Critique publiée par Woland le 15-04-2005
Livre sulfureux, hérissé de tessons de bouteilles et de lames de rasoir que l’héroïne verse, pilés, dans la poche d’une rivale ou utilise pour s’auto-mutiler, « La Pianiste » est un roman d’une noirceur rare que je recommande personnellement d’offrir à tout parent castrateur, qu’il soit de sexe féminin ou masculin. L'idéal serait bien sûr de les contraindre à le lire jusqu'au bout ...
L’argument de base est le suivant : une mère castratrice, que Jelinek ne désigne jamais autrement que sous le terme générique de « la mère," vampirise sa fille depuis sa naissance. Elle lui a volé sa jeunesse, lui a imposé ses ambitions personnelles qui rêvaient d’un rejeton virtuose et, après l'échec d'Erika dans une carrière de pianiste internationale, l’a orientée vers le professorat. Avec cette redoutable mère, pas de promiscuité déplacée avec les autres enfants et, l’âge venu, pas d’amourettes non plus - encore moins de rapports sexuels ! ... D’ailleurs, tous les soirs, c’est dans l’ancien lit conjugal qu’Erika Kohut monte docilement s’endormir auprès de sa maman …
A trente-six ans, Erika est une refoulée, une frustrée, une malheureuse aussi qui, sous des dehors d’une pondération et d’une sécheresse remarquables, dissimule une folie croissante – son père est depuis longtemps dans une maison de retraite pour malades mentaux et une ou deux fois, Jelinek sous-entend que son mariage avec la mère n’a pas arrangé les choses.
Tourmentée par le démon du sexe – car, pour elle, le sexe n’est qu’un démon – elle n’a pour exutoires que les peep-shows viennois ou encore les parcs bien sombres où s’ébattent les prostituées et leurs clients. De temps à autre, pour faire bonne mesure, elle s’enferme chez elle quand la mère dort et se plante des lames de rasoir et des aiguilles dans la peau, voire sur les muqueuses. Et elle attend l’Amour – un amour qui la rouera de coups et l’humiliera, qui l’abandonnera pendant des heures enchaînée et bâillonnée après l’avoir copieusement insultée et humiliée …

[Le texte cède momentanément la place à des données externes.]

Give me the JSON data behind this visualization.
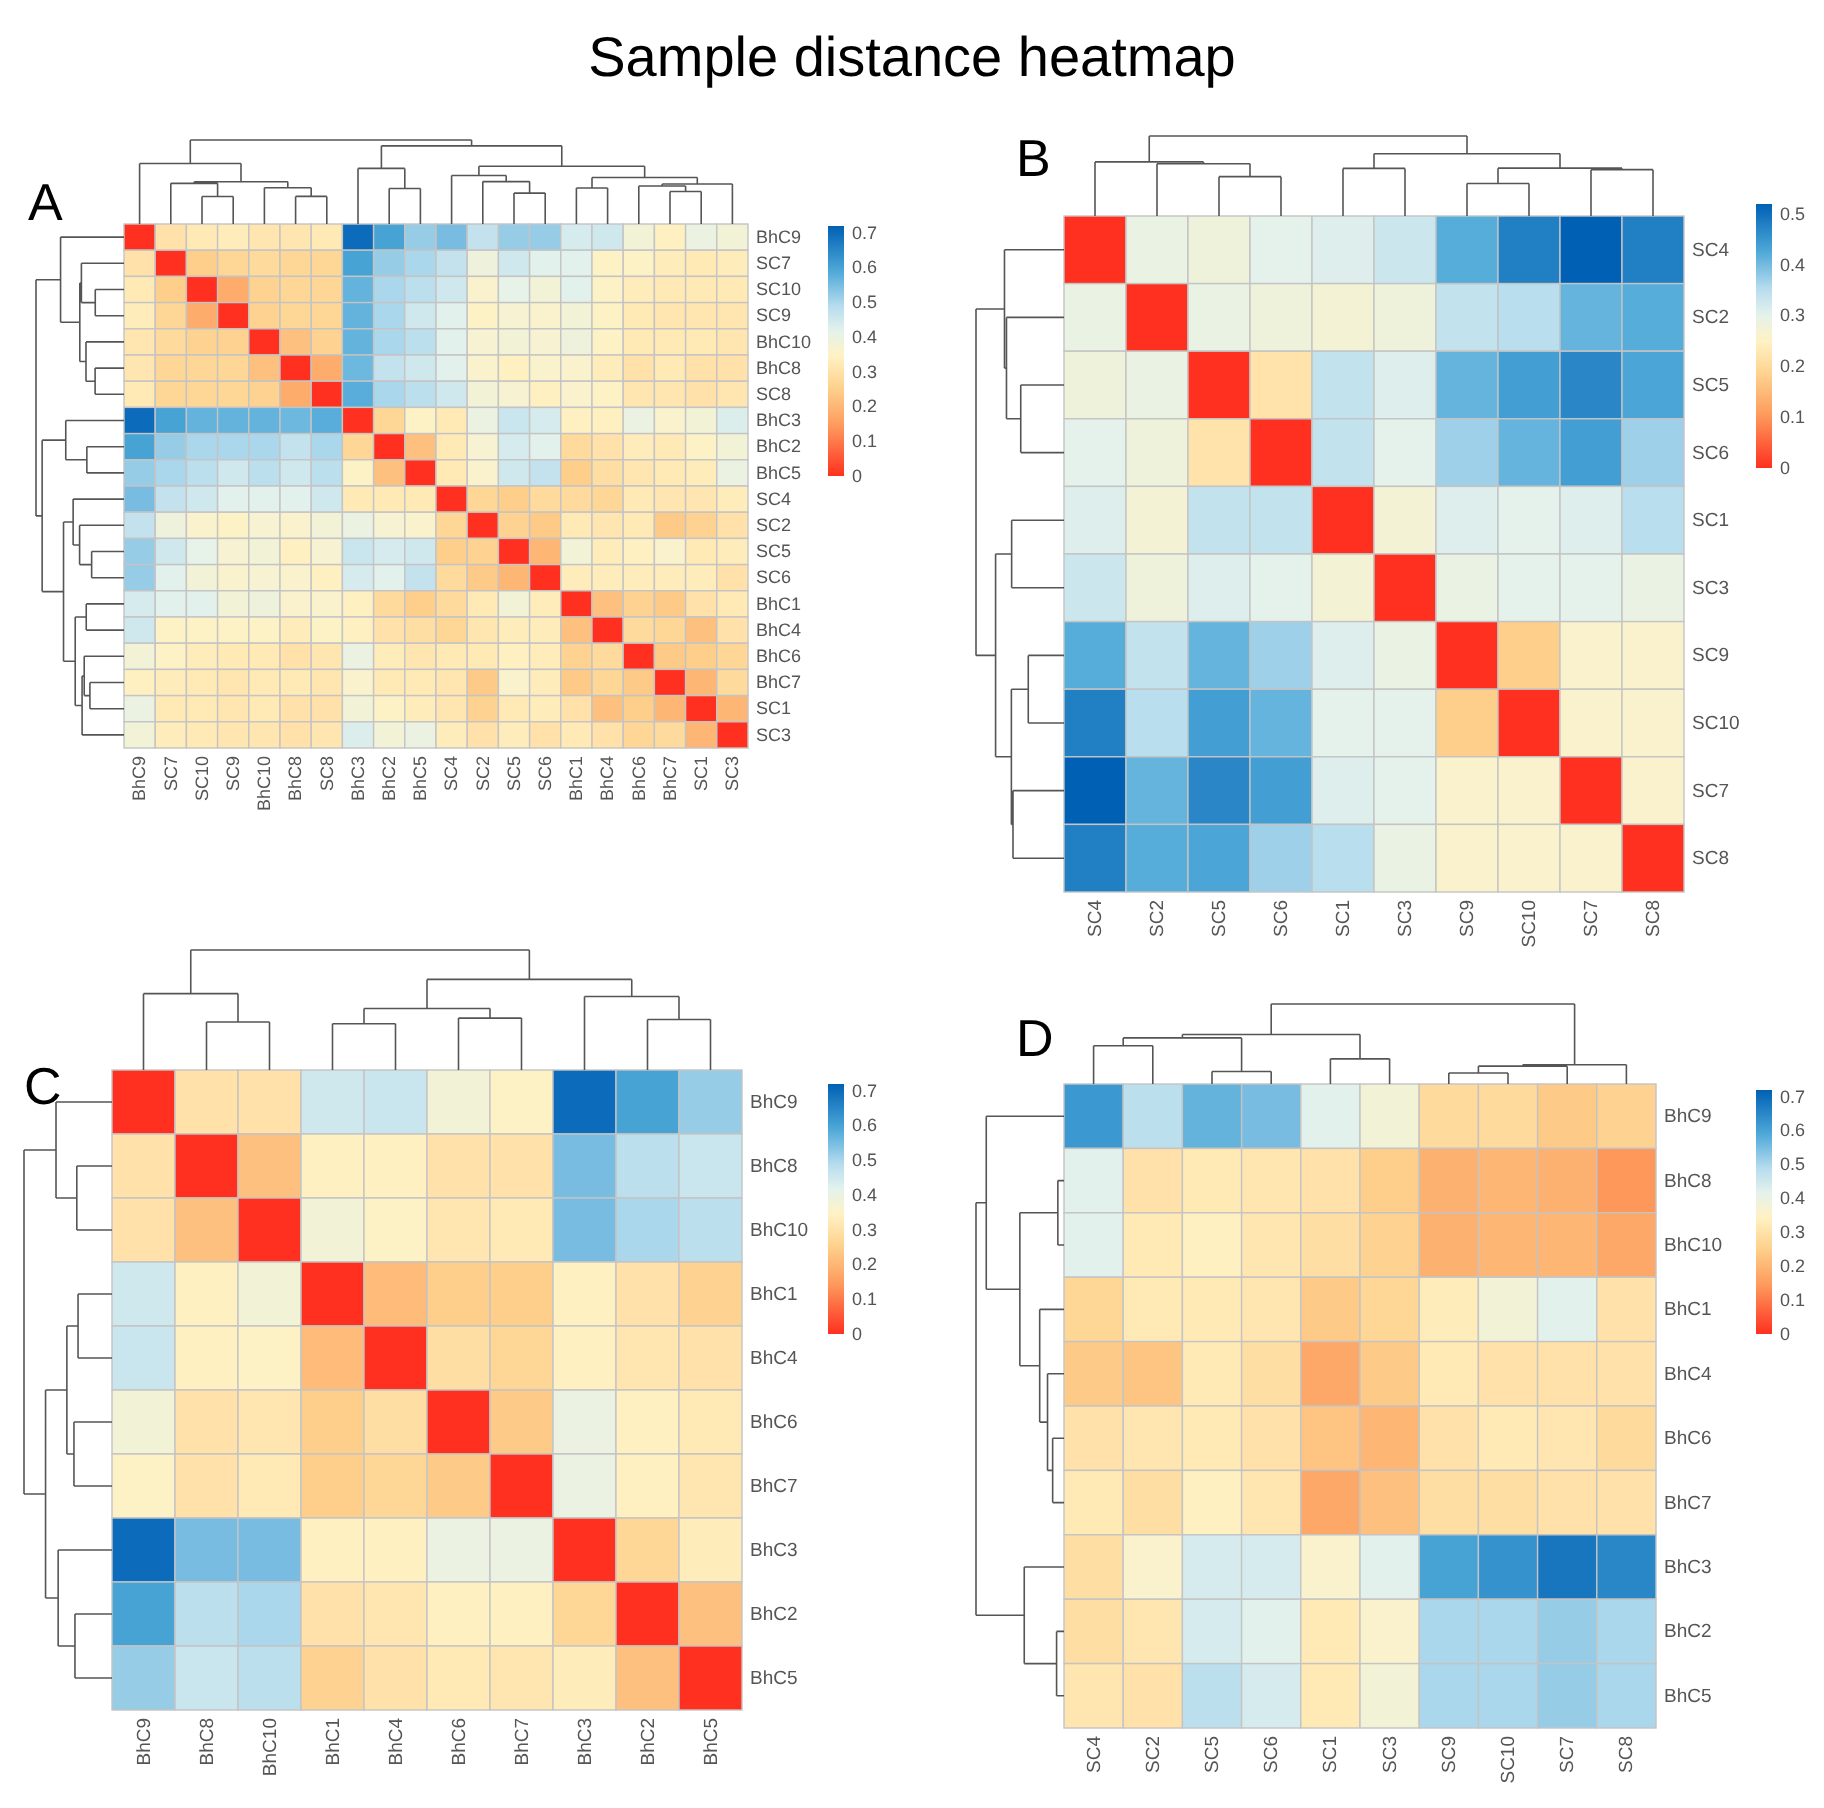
{
  "chart_data": [
    {
      "type": "heatmap",
      "title": "A",
      "annotations": [
        "Sample distance heatmap"
      ],
      "categories": [
        "BhC9",
        "SC7",
        "SC10",
        "SC9",
        "BhC10",
        "BhC8",
        "SC8",
        "BhC3",
        "BhC2",
        "BhC5",
        "SC4",
        "SC2",
        "SC5",
        "SC6",
        "BhC1",
        "BhC4",
        "BhC6",
        "BhC7",
        "SC1",
        "SC3"
      ],
      "y_categories": [
        "BhC9",
        "SC7",
        "SC10",
        "SC9",
        "BhC10",
        "BhC8",
        "SC8",
        "BhC3",
        "BhC2",
        "BhC5",
        "SC4",
        "SC2",
        "SC5",
        "SC6",
        "BhC1",
        "BhC4",
        "BhC6",
        "BhC7",
        "SC1",
        "SC3"
      ],
      "cells": [
        [
          0,
          0.3,
          0.32,
          0.33,
          0.31,
          0.31,
          0.32,
          0.7,
          0.6,
          0.52,
          0.55,
          0.47,
          0.52,
          0.52,
          0.44,
          0.45,
          0.38,
          0.34,
          0.4,
          0.38
        ],
        [
          0.3,
          0,
          0.25,
          0.27,
          0.28,
          0.27,
          0.27,
          0.6,
          0.52,
          0.5,
          0.47,
          0.39,
          0.45,
          0.42,
          0.42,
          0.35,
          0.35,
          0.33,
          0.32,
          0.33
        ],
        [
          0.32,
          0.25,
          0,
          0.18,
          0.26,
          0.27,
          0.27,
          0.57,
          0.5,
          0.48,
          0.45,
          0.36,
          0.41,
          0.38,
          0.42,
          0.35,
          0.33,
          0.32,
          0.32,
          0.32
        ],
        [
          0.33,
          0.27,
          0.18,
          0,
          0.26,
          0.27,
          0.27,
          0.57,
          0.5,
          0.45,
          0.42,
          0.35,
          0.37,
          0.36,
          0.38,
          0.35,
          0.32,
          0.31,
          0.31,
          0.31
        ],
        [
          0.31,
          0.28,
          0.26,
          0.26,
          0,
          0.22,
          0.26,
          0.57,
          0.5,
          0.48,
          0.42,
          0.37,
          0.38,
          0.37,
          0.39,
          0.35,
          0.32,
          0.32,
          0.32,
          0.31
        ],
        [
          0.31,
          0.27,
          0.27,
          0.27,
          0.22,
          0,
          0.18,
          0.56,
          0.47,
          0.45,
          0.42,
          0.36,
          0.34,
          0.36,
          0.36,
          0.33,
          0.3,
          0.32,
          0.3,
          0.3
        ],
        [
          0.32,
          0.27,
          0.27,
          0.27,
          0.26,
          0.18,
          0,
          0.58,
          0.5,
          0.48,
          0.45,
          0.38,
          0.37,
          0.34,
          0.36,
          0.35,
          0.31,
          0.31,
          0.3,
          0.31
        ],
        [
          0.7,
          0.6,
          0.57,
          0.57,
          0.57,
          0.56,
          0.58,
          0,
          0.27,
          0.35,
          0.32,
          0.4,
          0.46,
          0.44,
          0.34,
          0.34,
          0.4,
          0.36,
          0.38,
          0.43
        ],
        [
          0.6,
          0.52,
          0.5,
          0.5,
          0.5,
          0.47,
          0.5,
          0.27,
          0,
          0.22,
          0.32,
          0.37,
          0.44,
          0.42,
          0.28,
          0.3,
          0.33,
          0.32,
          0.35,
          0.38
        ],
        [
          0.52,
          0.5,
          0.48,
          0.45,
          0.48,
          0.45,
          0.48,
          0.35,
          0.22,
          0,
          0.32,
          0.36,
          0.45,
          0.47,
          0.25,
          0.29,
          0.31,
          0.32,
          0.33,
          0.4
        ],
        [
          0.55,
          0.47,
          0.45,
          0.42,
          0.42,
          0.42,
          0.45,
          0.32,
          0.32,
          0.32,
          0,
          0.27,
          0.25,
          0.28,
          0.28,
          0.27,
          0.32,
          0.31,
          0.31,
          0.33
        ],
        [
          0.47,
          0.39,
          0.36,
          0.35,
          0.37,
          0.36,
          0.38,
          0.4,
          0.37,
          0.36,
          0.27,
          0,
          0.26,
          0.24,
          0.32,
          0.31,
          0.32,
          0.24,
          0.26,
          0.3
        ],
        [
          0.52,
          0.45,
          0.41,
          0.37,
          0.38,
          0.34,
          0.37,
          0.46,
          0.44,
          0.45,
          0.25,
          0.26,
          0,
          0.2,
          0.38,
          0.33,
          0.34,
          0.36,
          0.32,
          0.33
        ],
        [
          0.52,
          0.42,
          0.38,
          0.36,
          0.37,
          0.36,
          0.34,
          0.44,
          0.42,
          0.47,
          0.28,
          0.24,
          0.2,
          0,
          0.33,
          0.33,
          0.33,
          0.33,
          0.33,
          0.3
        ],
        [
          0.44,
          0.42,
          0.42,
          0.38,
          0.39,
          0.36,
          0.36,
          0.34,
          0.28,
          0.25,
          0.28,
          0.32,
          0.38,
          0.33,
          0,
          0.22,
          0.26,
          0.24,
          0.3,
          0.32
        ],
        [
          0.45,
          0.35,
          0.35,
          0.35,
          0.35,
          0.33,
          0.35,
          0.34,
          0.3,
          0.29,
          0.27,
          0.31,
          0.33,
          0.33,
          0.22,
          0,
          0.28,
          0.27,
          0.22,
          0.3
        ],
        [
          0.38,
          0.35,
          0.33,
          0.32,
          0.32,
          0.3,
          0.31,
          0.4,
          0.33,
          0.31,
          0.32,
          0.32,
          0.34,
          0.33,
          0.26,
          0.28,
          0,
          0.24,
          0.25,
          0.27
        ],
        [
          0.34,
          0.33,
          0.32,
          0.31,
          0.32,
          0.32,
          0.31,
          0.36,
          0.32,
          0.32,
          0.31,
          0.24,
          0.36,
          0.33,
          0.24,
          0.27,
          0.24,
          0,
          0.2,
          0.28
        ],
        [
          0.4,
          0.32,
          0.32,
          0.31,
          0.32,
          0.3,
          0.3,
          0.38,
          0.35,
          0.33,
          0.31,
          0.26,
          0.32,
          0.33,
          0.3,
          0.22,
          0.25,
          0.2,
          0,
          0.2
        ],
        [
          0.38,
          0.33,
          0.32,
          0.31,
          0.31,
          0.3,
          0.31,
          0.43,
          0.38,
          0.4,
          0.33,
          0.3,
          0.33,
          0.3,
          0.32,
          0.3,
          0.27,
          0.28,
          0.2,
          0
        ]
      ],
      "clim": [
        0,
        0.72
      ],
      "cticks": [
        0,
        0.1,
        0.2,
        0.3,
        0.4,
        0.5,
        0.6,
        0.7
      ]
    },
    {
      "type": "heatmap",
      "title": "B",
      "categories": [
        "SC4",
        "SC2",
        "SC5",
        "SC6",
        "SC1",
        "SC3",
        "SC9",
        "SC10",
        "SC7",
        "SC8"
      ],
      "y_categories": [
        "SC4",
        "SC2",
        "SC5",
        "SC6",
        "SC1",
        "SC3",
        "SC9",
        "SC10",
        "SC7",
        "SC8"
      ],
      "cells": [
        [
          0,
          0.29,
          0.28,
          0.3,
          0.31,
          0.33,
          0.42,
          0.48,
          0.52,
          0.48
        ],
        [
          0.29,
          0,
          0.29,
          0.28,
          0.27,
          0.28,
          0.34,
          0.35,
          0.41,
          0.42
        ],
        [
          0.28,
          0.29,
          0,
          0.22,
          0.34,
          0.31,
          0.41,
          0.44,
          0.47,
          0.43
        ],
        [
          0.3,
          0.28,
          0.22,
          0,
          0.34,
          0.3,
          0.37,
          0.41,
          0.44,
          0.37
        ],
        [
          0.31,
          0.27,
          0.34,
          0.34,
          0,
          0.27,
          0.31,
          0.3,
          0.31,
          0.35
        ],
        [
          0.33,
          0.28,
          0.31,
          0.3,
          0.27,
          0,
          0.29,
          0.3,
          0.3,
          0.29
        ],
        [
          0.42,
          0.34,
          0.41,
          0.37,
          0.31,
          0.29,
          0,
          0.18,
          0.26,
          0.26
        ],
        [
          0.48,
          0.35,
          0.44,
          0.41,
          0.3,
          0.3,
          0.18,
          0,
          0.26,
          0.26
        ],
        [
          0.52,
          0.41,
          0.47,
          0.44,
          0.31,
          0.3,
          0.26,
          0.26,
          0,
          0.26
        ],
        [
          0.48,
          0.42,
          0.43,
          0.37,
          0.35,
          0.29,
          0.26,
          0.26,
          0.26,
          0
        ]
      ],
      "clim": [
        0,
        0.52
      ],
      "cticks": [
        0,
        0.1,
        0.2,
        0.3,
        0.4,
        0.5
      ]
    },
    {
      "type": "heatmap",
      "title": "C",
      "categories": [
        "BhC9",
        "BhC8",
        "BhC10",
        "BhC1",
        "BhC4",
        "BhC6",
        "BhC7",
        "BhC3",
        "BhC2",
        "BhC5"
      ],
      "y_categories": [
        "BhC9",
        "BhC8",
        "BhC10",
        "BhC1",
        "BhC4",
        "BhC6",
        "BhC7",
        "BhC3",
        "BhC2",
        "BhC5"
      ],
      "cells": [
        [
          0,
          0.3,
          0.3,
          0.45,
          0.46,
          0.38,
          0.35,
          0.7,
          0.6,
          0.52
        ],
        [
          0.3,
          0,
          0.22,
          0.34,
          0.34,
          0.3,
          0.3,
          0.55,
          0.48,
          0.46
        ],
        [
          0.3,
          0.22,
          0,
          0.38,
          0.35,
          0.31,
          0.32,
          0.55,
          0.5,
          0.48
        ],
        [
          0.45,
          0.34,
          0.38,
          0,
          0.21,
          0.25,
          0.25,
          0.34,
          0.3,
          0.26
        ],
        [
          0.46,
          0.34,
          0.35,
          0.21,
          0,
          0.29,
          0.27,
          0.34,
          0.31,
          0.3
        ],
        [
          0.38,
          0.3,
          0.31,
          0.25,
          0.29,
          0,
          0.24,
          0.4,
          0.34,
          0.32
        ],
        [
          0.35,
          0.3,
          0.32,
          0.25,
          0.27,
          0.24,
          0,
          0.4,
          0.34,
          0.31
        ],
        [
          0.7,
          0.55,
          0.55,
          0.34,
          0.34,
          0.4,
          0.4,
          0,
          0.27,
          0.33
        ],
        [
          0.6,
          0.48,
          0.5,
          0.3,
          0.31,
          0.34,
          0.34,
          0.27,
          0,
          0.22
        ],
        [
          0.52,
          0.46,
          0.48,
          0.26,
          0.3,
          0.32,
          0.31,
          0.33,
          0.22,
          0
        ]
      ],
      "clim": [
        0,
        0.72
      ],
      "cticks": [
        0,
        0.1,
        0.2,
        0.3,
        0.4,
        0.5,
        0.6,
        0.7
      ]
    },
    {
      "type": "heatmap",
      "title": "D",
      "categories": [
        "SC4",
        "SC2",
        "SC5",
        "SC6",
        "SC1",
        "SC3",
        "SC9",
        "SC10",
        "SC7",
        "SC8"
      ],
      "y_categories": [
        "BhC9",
        "BhC8",
        "BhC10",
        "BhC1",
        "BhC4",
        "BhC6",
        "BhC7",
        "BhC3",
        "BhC2",
        "BhC5"
      ],
      "cells": [
        [
          0.62,
          0.48,
          0.57,
          0.55,
          0.42,
          0.38,
          0.28,
          0.28,
          0.24,
          0.26
        ],
        [
          0.42,
          0.3,
          0.32,
          0.31,
          0.3,
          0.25,
          0.19,
          0.2,
          0.19,
          0.14
        ],
        [
          0.42,
          0.32,
          0.34,
          0.31,
          0.29,
          0.26,
          0.19,
          0.2,
          0.2,
          0.17
        ],
        [
          0.27,
          0.32,
          0.32,
          0.31,
          0.24,
          0.27,
          0.33,
          0.38,
          0.42,
          0.3
        ],
        [
          0.24,
          0.23,
          0.32,
          0.29,
          0.17,
          0.24,
          0.32,
          0.3,
          0.3,
          0.3
        ],
        [
          0.3,
          0.31,
          0.32,
          0.3,
          0.23,
          0.2,
          0.3,
          0.32,
          0.31,
          0.28
        ],
        [
          0.32,
          0.29,
          0.34,
          0.31,
          0.17,
          0.22,
          0.29,
          0.29,
          0.3,
          0.3
        ],
        [
          0.29,
          0.36,
          0.44,
          0.44,
          0.36,
          0.42,
          0.6,
          0.63,
          0.68,
          0.65
        ],
        [
          0.29,
          0.31,
          0.44,
          0.42,
          0.32,
          0.36,
          0.5,
          0.5,
          0.52,
          0.5
        ],
        [
          0.31,
          0.3,
          0.48,
          0.44,
          0.32,
          0.38,
          0.5,
          0.5,
          0.52,
          0.5
        ]
      ],
      "clim": [
        0,
        0.72
      ],
      "cticks": [
        0,
        0.1,
        0.2,
        0.3,
        0.4,
        0.5,
        0.6,
        0.7
      ]
    }
  ]
}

Justement, l’un de ses jeunes élèves, Walter Klemmer, s’est mis en tête de la séduire. Un peu fat comme nombre d’hommes , il pense même, selon la formule consacrée, lui "révéler" l’amour. Mais les événements ne prendront pas hélas ! le tour que souhaite Erika. Naïve et sans expérience, elle s’est trompée d’amant et comme c’était sa dernière chance …
La prose est rageuse, heurtée, noircie et renoircie à plaisir. Les dialogues sont inexistants. Par ci, par là, surtout sur la fin, Erika et Walter laissent échapper des phrases mais c’est Jelinek, le lecteur l'entend presque, qui parle ainsi à la première personne et non ses personnages. A chaque ligne, la haine et la rancœur explosent. Contre la mère de l’auteur, contre la société autrichienne, contre les faux-semblants viennois. Seule, la musique s’en sort relativement bien – à l’exception de Mozart que ni Erika, ni Walter n’apprécie.
Sans vouloir être « vieux jeu », je ne pense pas que ce livre soit à mettre entre des mains trop jeunes ou trop inexpérimentées. Il faut en effet avoir atteint un certain degré d’expérience et de libération personnelles pour admettre que les sentiments castrateurs d’un père ou d’une mère trouvent leur source dans la sexualité. Jelinek le proclame sans ambages dans une scène étouffante où Erika, après avoir "trahi" sa mère avec Walter, la rejoint dans le fameux lit et la couvre de baisers dans un corps à corps ambigu. Et Jelinek voit juste même si elle révolte le lecteur moyen, celui qui n’a pas eu de mère ou de père abusifs.
"La Pianiste" est un texte relativement court (250 pages dans la collection "Points") mais singulièrement dense. J'ajouterai qu'il est rare de voir une femme s'exprimer et écrire aussi brutalement. Ceci dit, l'émotion et l'ironie - une ironie féroce et sanglante - sont loin d'être absentes de cette oeuvre qui contribua à faire attribuer le Prix Nobel de Littérature 2004 à Elfriede Jelinek.